« J’attends un enfant de ton futur mari » : au milieu de son enterrement de vie de jeune fille, sa meilleure amie a brisé la soirée d’une seule phrase

— J’attends un enfant de ton futur mari.

Sa meilleure amie avait lâché cette phrase au beau milieu de l’enterrement de vie de jeune fille, comme si elle jetait un verre de glace sur une table en fête.

— Tu as perdu la tête ! Cette robe coûte presque le prix d’une vieille Renault Clio ! Claire fixait l’étiquette, incapable de croire le montant imprimé dessus.

— Non, c’est toi qui es folle si tu crois que je vais me marier dans une robe qui ne coupera pas le souffle à Julien ! Camille tournait devant le miroir, tenant d’une main la traîne somptueuse qui glissait derrière elle. On ne se marie qu’une fois dans une vie !

— Espérons-le, marmonna Claire en regardant encore le prix. Mais sérieusement, Camille, pourquoi dépenser autant ? Julien t’aime toi, pas ton rideau brodé.

Camille s’immobilisa brusquement. Son expression, quelques secondes plus tôt légère et lumineuse, devint grave.

— Quand tes parents disparaissent, tu comprends la valeur de chaque instant. Je veux que cette journée soit parfaite.

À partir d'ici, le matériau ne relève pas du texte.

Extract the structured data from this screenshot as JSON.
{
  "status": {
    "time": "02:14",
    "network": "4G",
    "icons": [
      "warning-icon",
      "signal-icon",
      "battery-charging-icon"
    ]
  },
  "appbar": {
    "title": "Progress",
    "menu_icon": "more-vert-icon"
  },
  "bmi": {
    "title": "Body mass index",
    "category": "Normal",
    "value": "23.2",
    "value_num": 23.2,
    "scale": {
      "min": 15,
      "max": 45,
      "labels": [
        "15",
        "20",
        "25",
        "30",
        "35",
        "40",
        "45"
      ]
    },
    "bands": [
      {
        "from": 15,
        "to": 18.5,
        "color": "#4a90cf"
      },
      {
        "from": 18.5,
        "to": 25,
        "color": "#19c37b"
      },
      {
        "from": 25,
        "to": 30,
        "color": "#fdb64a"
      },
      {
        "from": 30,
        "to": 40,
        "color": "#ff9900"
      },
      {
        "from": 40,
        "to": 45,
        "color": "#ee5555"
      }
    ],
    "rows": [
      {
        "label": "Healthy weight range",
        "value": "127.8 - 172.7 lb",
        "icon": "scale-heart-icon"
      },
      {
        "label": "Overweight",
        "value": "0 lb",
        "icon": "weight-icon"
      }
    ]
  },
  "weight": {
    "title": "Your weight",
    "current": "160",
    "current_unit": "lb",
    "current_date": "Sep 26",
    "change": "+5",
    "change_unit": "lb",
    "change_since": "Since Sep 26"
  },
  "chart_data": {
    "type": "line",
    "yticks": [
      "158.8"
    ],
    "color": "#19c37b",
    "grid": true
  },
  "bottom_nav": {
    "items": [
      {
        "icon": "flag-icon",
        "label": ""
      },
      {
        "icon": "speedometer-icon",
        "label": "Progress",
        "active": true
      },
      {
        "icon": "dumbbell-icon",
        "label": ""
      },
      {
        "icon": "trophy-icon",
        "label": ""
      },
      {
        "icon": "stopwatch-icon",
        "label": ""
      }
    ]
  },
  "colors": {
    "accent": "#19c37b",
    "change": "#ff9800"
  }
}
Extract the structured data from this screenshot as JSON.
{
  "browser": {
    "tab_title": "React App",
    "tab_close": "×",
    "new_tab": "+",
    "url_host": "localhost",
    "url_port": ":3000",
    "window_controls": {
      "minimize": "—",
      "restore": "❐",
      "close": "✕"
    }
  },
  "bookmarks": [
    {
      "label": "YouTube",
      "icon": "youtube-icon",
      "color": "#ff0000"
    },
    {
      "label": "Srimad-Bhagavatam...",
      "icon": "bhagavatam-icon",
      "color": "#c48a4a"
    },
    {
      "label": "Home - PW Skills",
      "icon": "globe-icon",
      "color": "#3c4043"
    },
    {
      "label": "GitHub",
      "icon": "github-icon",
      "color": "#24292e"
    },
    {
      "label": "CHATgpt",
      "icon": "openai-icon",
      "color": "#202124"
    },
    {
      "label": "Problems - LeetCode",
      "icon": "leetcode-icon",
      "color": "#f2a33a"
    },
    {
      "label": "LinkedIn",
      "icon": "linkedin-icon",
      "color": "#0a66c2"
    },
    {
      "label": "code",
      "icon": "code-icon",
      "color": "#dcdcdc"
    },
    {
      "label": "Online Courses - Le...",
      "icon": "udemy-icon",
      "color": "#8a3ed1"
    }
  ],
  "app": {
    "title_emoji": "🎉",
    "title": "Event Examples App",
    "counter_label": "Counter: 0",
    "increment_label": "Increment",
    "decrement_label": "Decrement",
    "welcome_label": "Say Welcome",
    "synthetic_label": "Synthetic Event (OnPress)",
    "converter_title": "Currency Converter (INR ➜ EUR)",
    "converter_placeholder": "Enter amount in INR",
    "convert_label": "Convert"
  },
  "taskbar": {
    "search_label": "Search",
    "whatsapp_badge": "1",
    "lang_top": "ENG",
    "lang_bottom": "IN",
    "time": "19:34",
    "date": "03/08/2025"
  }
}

Je veux que maman et papa, de là-haut, puissent être fiers de moi.

Claire sentit aussitôt son ton lui revenir comme une gifle. Les parents de Camille étaient morts dans un accident de voiture trois ans plus tôt. Depuis, son amie cachait son chagrin derrière des éclats de rire, des projets extravagants et une insouciance souvent trop brillante pour être vraie.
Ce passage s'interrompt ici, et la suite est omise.